Monday, October 09, 2006

Emerging Business of SecondLife

It never ceases to amaze me how innovation happens. The online virtual world Second Life is a great example to watch this take place. Born in 2003, and expected to reach a million users this year, Second Life is not a game, but more like the next evolution of the web - the web in 3d, where you enter and navigate the world with your own virtual avatar (virtual self). A few innovative people are already making a successful living inside this world such as Chinese-German businesswoman Ailin Graef who reported made over over 100k USD last year. (See previous blog) People make, sell and trade land or items within this world. A new enterprising company profiled in 'Wired' is shifting this in reverse, by moving from the virtual world to the real world. Fabjectory is a start up by Michael Buckbee that will make and sell real objects customer created from the digital items by users inside Second Life.

[from Wired] "Buckbee is the first to get his service off the ground. The virtual designer creates a three-dimensional model of a client's avatar using screenshots taken in the world of Second Life.
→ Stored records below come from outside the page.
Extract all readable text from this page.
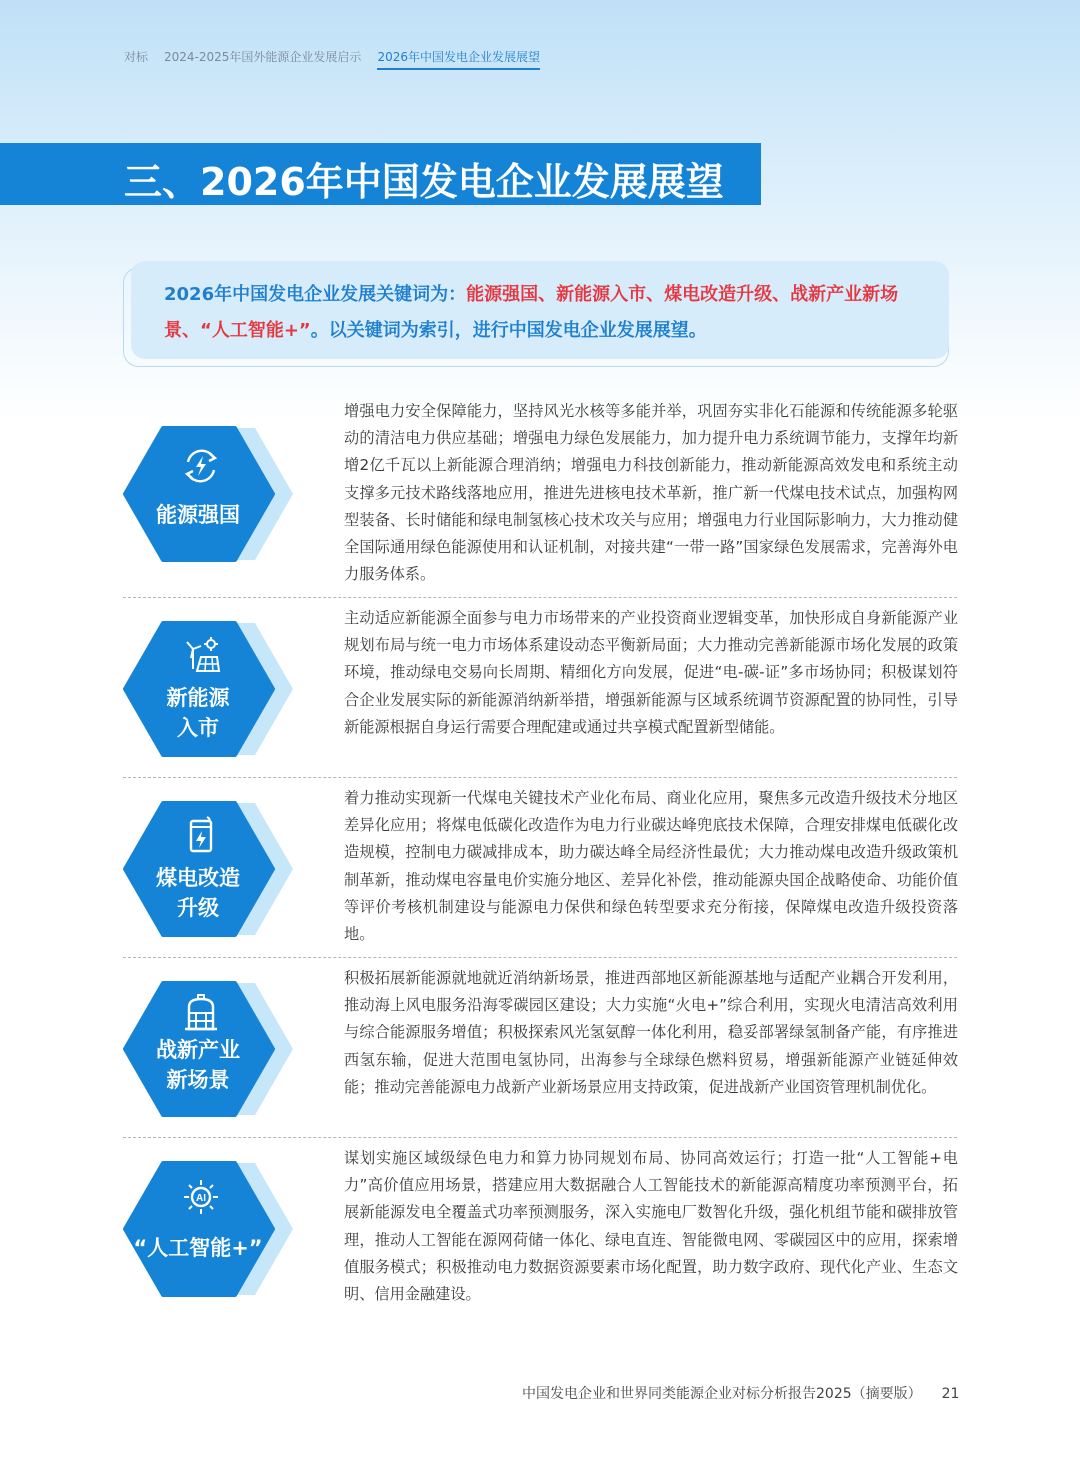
对标 2024-2025年国外能源企业发展启示 2026年中国发电企业发展展望
三、2026年中国发电企业发展展望

2026年中国发电企业发展关键词为：能源强国、新能源入市、煤电改造升级、战新产业新场景、“人工智能+”。以关键词为索引，进行中国发电企业发展展望。

能源强国

增强电力安全保障能力，坚持风光水核等多能并举，巩固夯实非化石能源和传统能源多轮驱动的清洁电力供应基础；增强电力绿色发展能力，加力提升电力系统调节能力，支撑年均新增2亿千瓦以上新能源合理消纳；增强电力科技创新能力，推动新能源高效发电和系统主动支撑多元技术路线落地应用，推进先进核电技术革新，推广新一代煤电技术试点，加强构网型装备、长时储能和绿电制氢核心技术攻关与应用；增强电力行业国际影响力，大力推动健全国际通用绿色能源使用和认证机制，对接共建“一带一路”国家绿色发展需求，完善海外电力服务体系。

新能源
入市

主动适应新能源全面参与电力市场带来的产业投资商业逻辑变革，加快形成自身新能源产业规划布局与统一电力市场体系建设动态平衡新局面；大力推动完善新能源市场化发展的政策环境，推动绿电交易向长周期、精细化方向发展，促进“电-碳-证”多市场协同；积极谋划符合企业发展实际的新能源消纳新举措，增强新能源与区域系统调节资源配置的协同性，引导新能源根据自身运行需要合理配建或通过共享模式配置新型储能。

煤电改造
升级

着力推动实现新一代煤电关键技术产业化布局、商业化应用，聚焦多元改造升级技术分地区差异化应用；将煤电低碳化改造作为电力行业碳达峰兜底技术保障，合理安排煤电低碳化改造规模，控制电力碳减排成本，助力碳达峰全局经济性最优；大力推动煤电改造升级政策机制革新，推动煤电容量电价实施分地区、差异化补偿，推动能源央国企战略使命、功能价值等评价考核机制建设与能源电力保供和绿色转型要求充分衔接，保障煤电改造升级投资落地。

战新产业
新场景

积极拓展新能源就地就近消纳新场景，推进西部地区新能源基地与适配产业耦合开发利用，推动海上风电服务沿海零碳园区建设；大力实施“火电+”综合利用，实现火电清洁高效利用与综合能源服务增值；积极探索风光氢氨醇一体化利用，稳妥部署绿氢制备产能，有序推进西氢东输，促进大范围电氢协同，出海参与全球绿色燃料贸易，增强新能源产业链延伸效能；推动完善能源电力战新产业新场景应用支持政策，促进战新产业国资管理机制优化。

AI
“人工智能+”

谋划实施区域级绿色电力和算力协同规划布局、协同高效运行；打造一批“人工智能+电力”高价值应用场景，搭建应用大数据融合人工智能技术的新能源高精度功率预测平台，拓展新能源发电全覆盖式功率预测服务，深入实施电厂数智化升级，强化机组节能和碳排放管理，推动人工智能在源网荷储一体化、绿电直连、智能微电网、零碳园区中的应用，探索增值服务模式；积极推动电力数据资源要素市场化配置，助力数字政府、现代化产业、生态文明、信用金融建设。

中国发电企业和世界同类能源企业对标分析报告2025（摘要版） 21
He uses an open-source design tool known as the OpenGLExtractor by Eyebeam OpenLab. After tweaking the model to make sure that there are no overly fragile parts -- hair has been a big worry -- Buckbee sends the design to the client for final approval. The digital file is then turned into reality using a 3-D printer made by Z Corp. The final price? Typically less than $100."
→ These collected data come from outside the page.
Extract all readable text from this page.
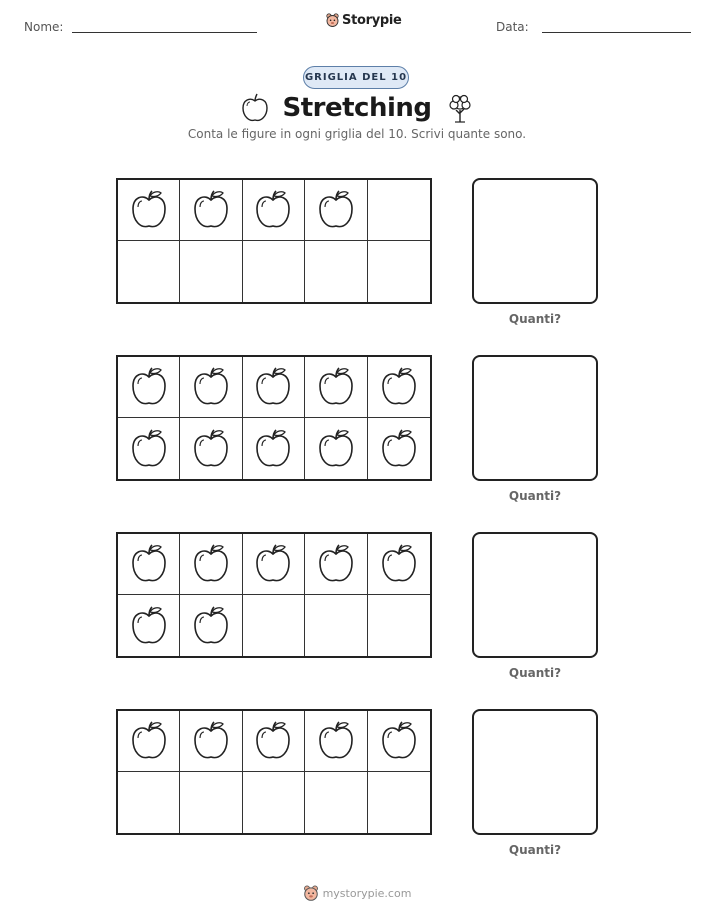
Nome:	Storypie	Data:
GRIGLIA DEL 10
Stretching
Conta le figure in ogni griglia del 10. Scrivi quante sono.
Quanti?
Quanti?
Quanti?
Quanti?
mystorypie.com
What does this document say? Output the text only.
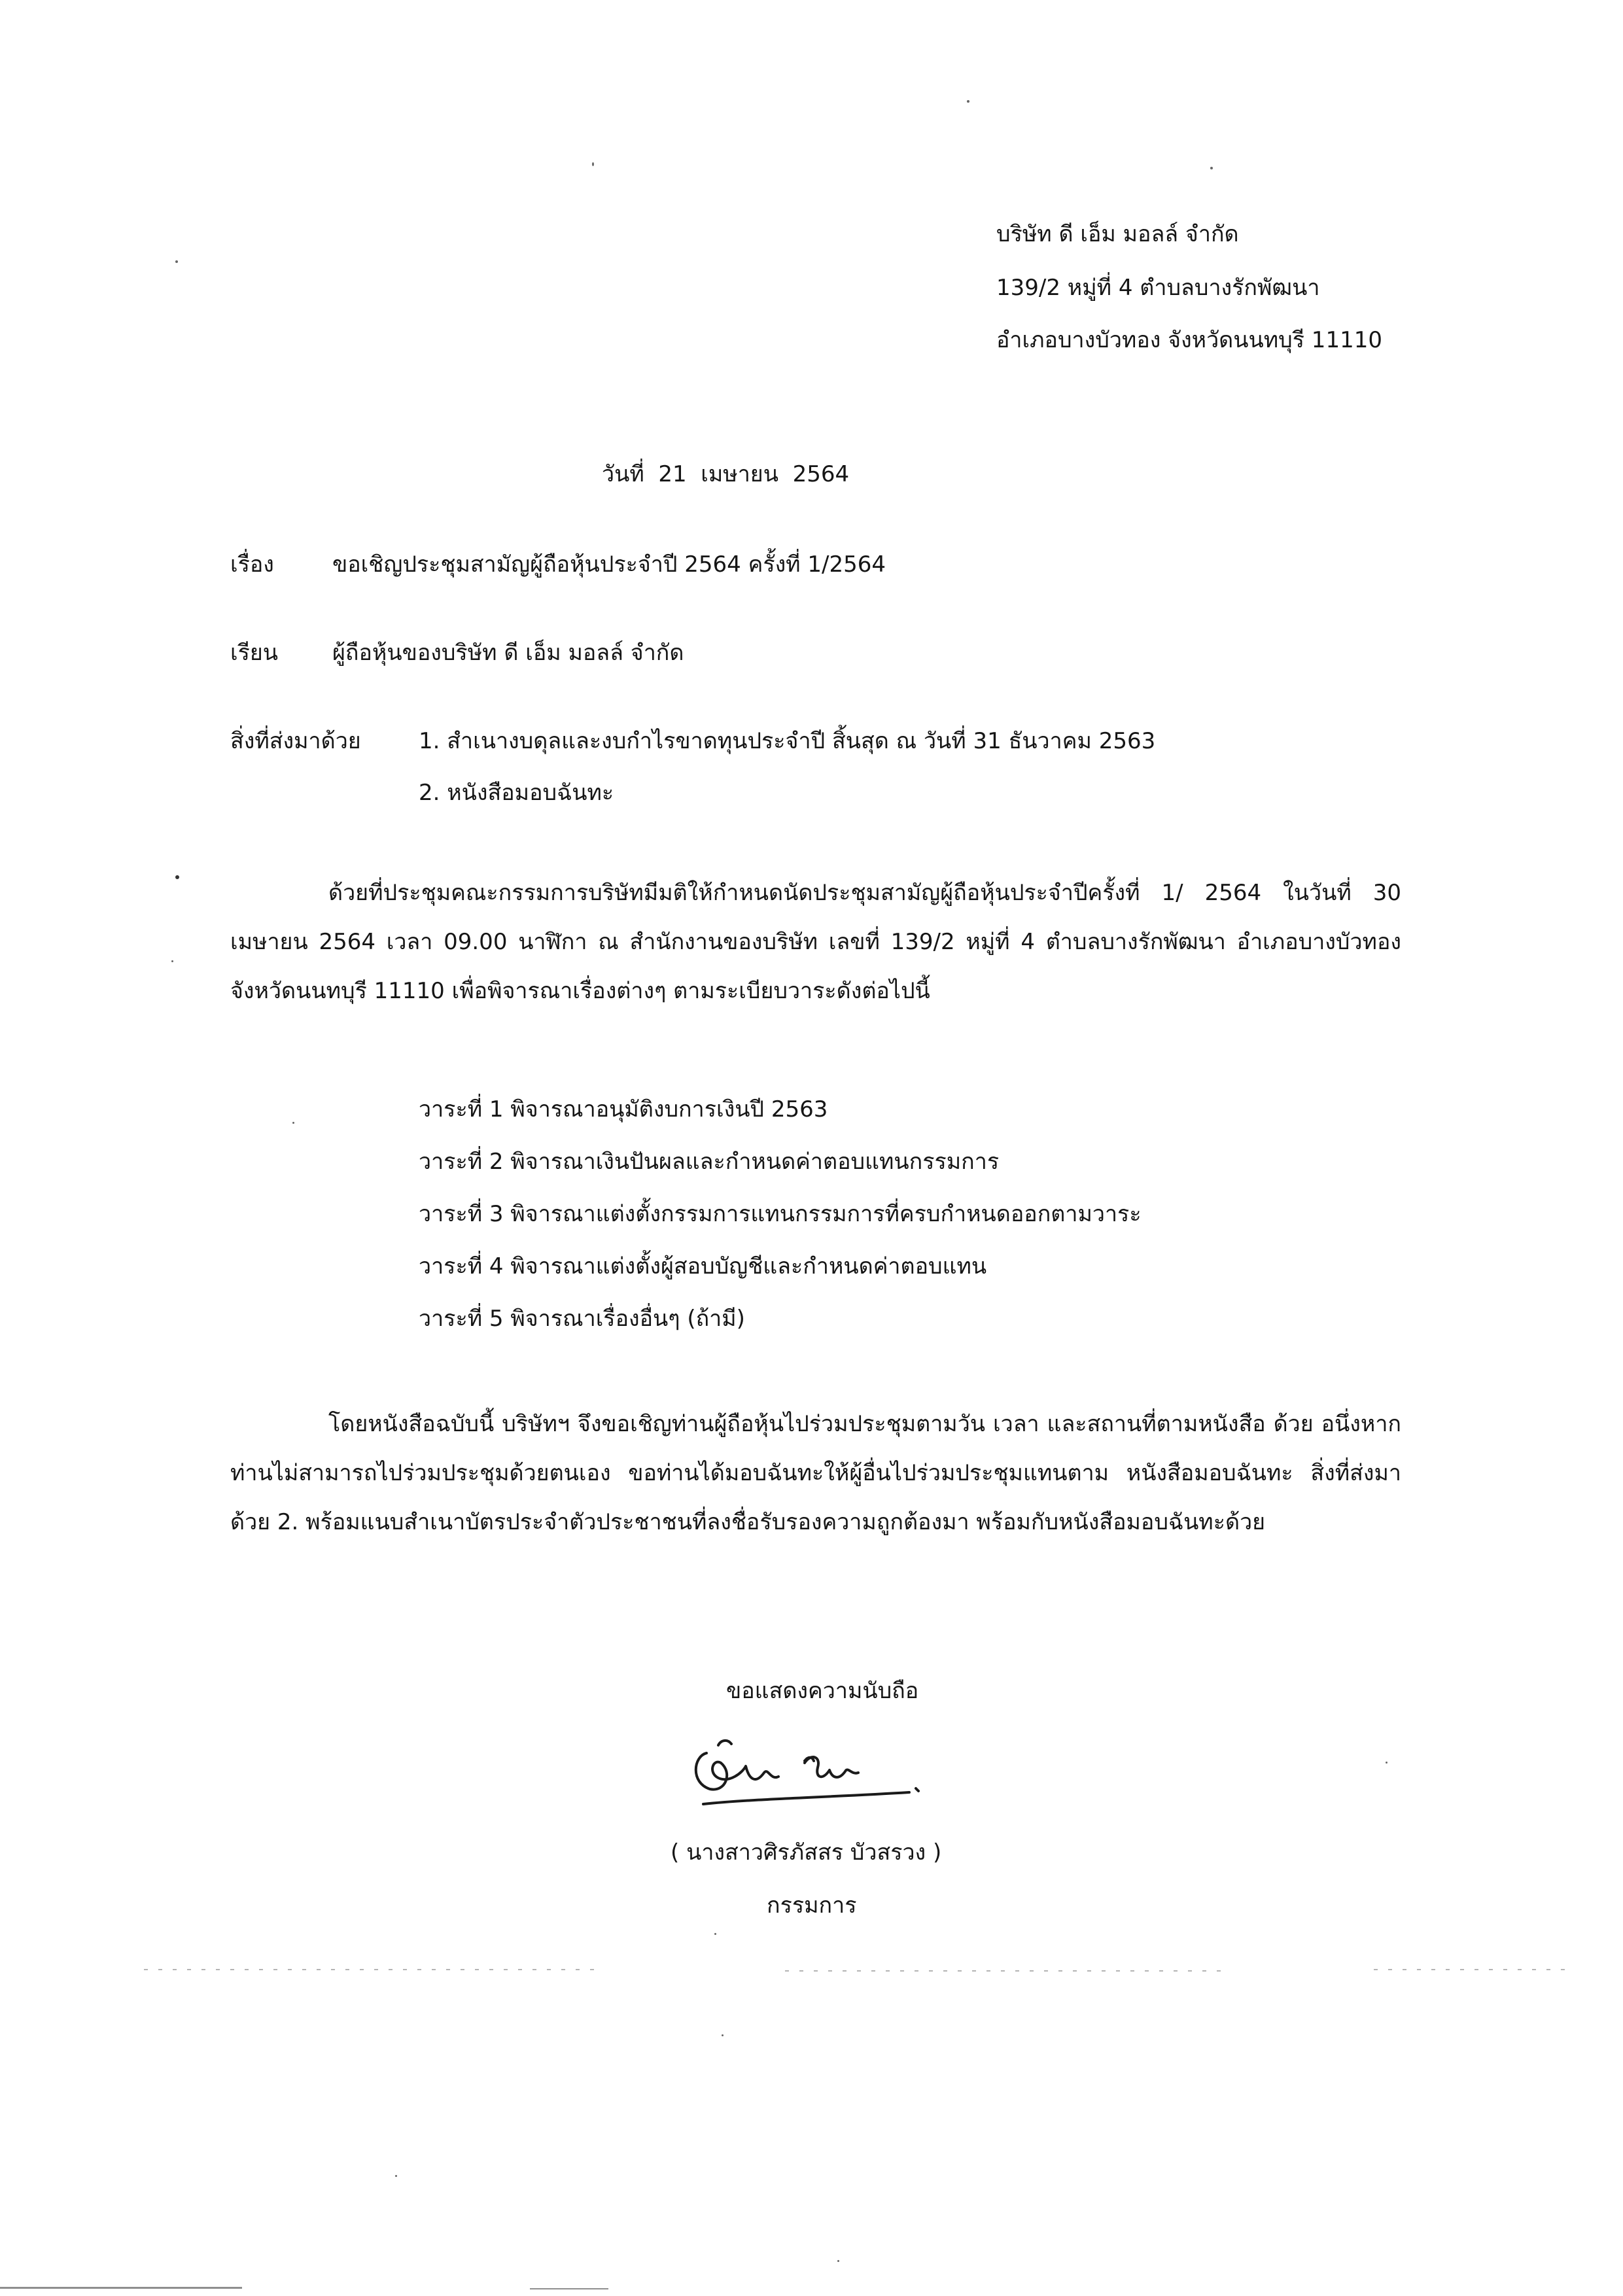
บริษัท ดี เอ็ม มอลล์ จำกัด
139/2 หมู่ที่ 4 ตำบลบางรักพัฒนา
อำเภอบางบัวทอง จังหวัดนนทบุรี 11110
วันที่ 21 เมษายน 2564
เรื่อง	ขอเชิญประชุมสามัญผู้ถือหุ้นประจำปี 2564 ครั้งที่ 1/2564
เรียน ผู้ถือหุ้นของบริษัท ดี เอ็ม มอลล์ จำกัด
สิ่งที่ส่งมาด้วย	1. สำเนางบดุลและงบกำไรขาดทุนประจำปี สิ้นสุด ณ วันที่ 31 ธันวาคม 2563
2. หนังสือมอบฉันทะ
ด้วยที่ประชุมคณะกรรมการบริษัทมีมติให้กำหนดนัดประชุมสามัญผู้ถือหุ้นประจำปีครั้งที่ 1/ 2564 ในวันที่ 30 เมษายน 2564 เวลา 09.00 นาฬิกา ณ สำนักงานของบริษัท เลขที่ 139/2 หมู่ที่ 4 ตำบลบางรักพัฒนา อำเภอบางบัวทอง จังหวัดนนทบุรี 11110 เพื่อพิจารณาเรื่องต่างๆ ตามระเบียบวาระดังต่อไปนี้
วาระที่ 1 พิจารณาอนุมัติงบการเงินปี 2563
วาระที่ 2 พิจารณาเงินปันผลและกำหนดค่าตอบแทนกรรมการ
วาระที่ 3 พิจารณาแต่งตั้งกรรมการแทนกรรมการที่ครบกำหนดออกตามวาระ
วาระที่ 4 พิจารณาแต่งตั้งผู้สอบบัญชีและกำหนดค่าตอบแทน
วาระที่ 5 พิจารณาเรื่องอื่นๆ (ถ้ามี)
โดยหนังสือฉบับนี้ บริษัทฯ จึงขอเชิญท่านผู้ถือหุ้นไปร่วมประชุมตามวัน เวลา และสถานที่ตามหนังสือ ด้วย อนึ่งหากท่านไม่สามารถไปร่วมประชุมด้วยตนเอง ขอท่านได้มอบฉันทะให้ผู้อื่นไปร่วมประชุมแทนตาม หนังสือมอบฉันทะ สิ่งที่ส่งมาด้วย 2. พร้อมแนบสำเนาบัตรประจำตัวประชาชนที่ลงชื่อรับรองความถูกต้องมา พร้อมกับหนังสือมอบฉันทะด้วย
ขอแสดงความนับถือ
( นางสาวศิรภัสสร บัวสรวง )
กรรมการ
Although intriguing, what I find more interesting however are the people starting to utilize Second Life to model real-world problems, like the logistics of distributing aid after a disaster, or studying how efficient the layout of a proposed office building will be. (see article) I suspect that this will continue to blossom into an entire industry on its own, where companies can offer simulation to help organizations with all types of situations from team building exercises to advanced virtual meeting spaces. If it can be used to do something better, faster, cheaper then it has a place in business and people will find a way to use it.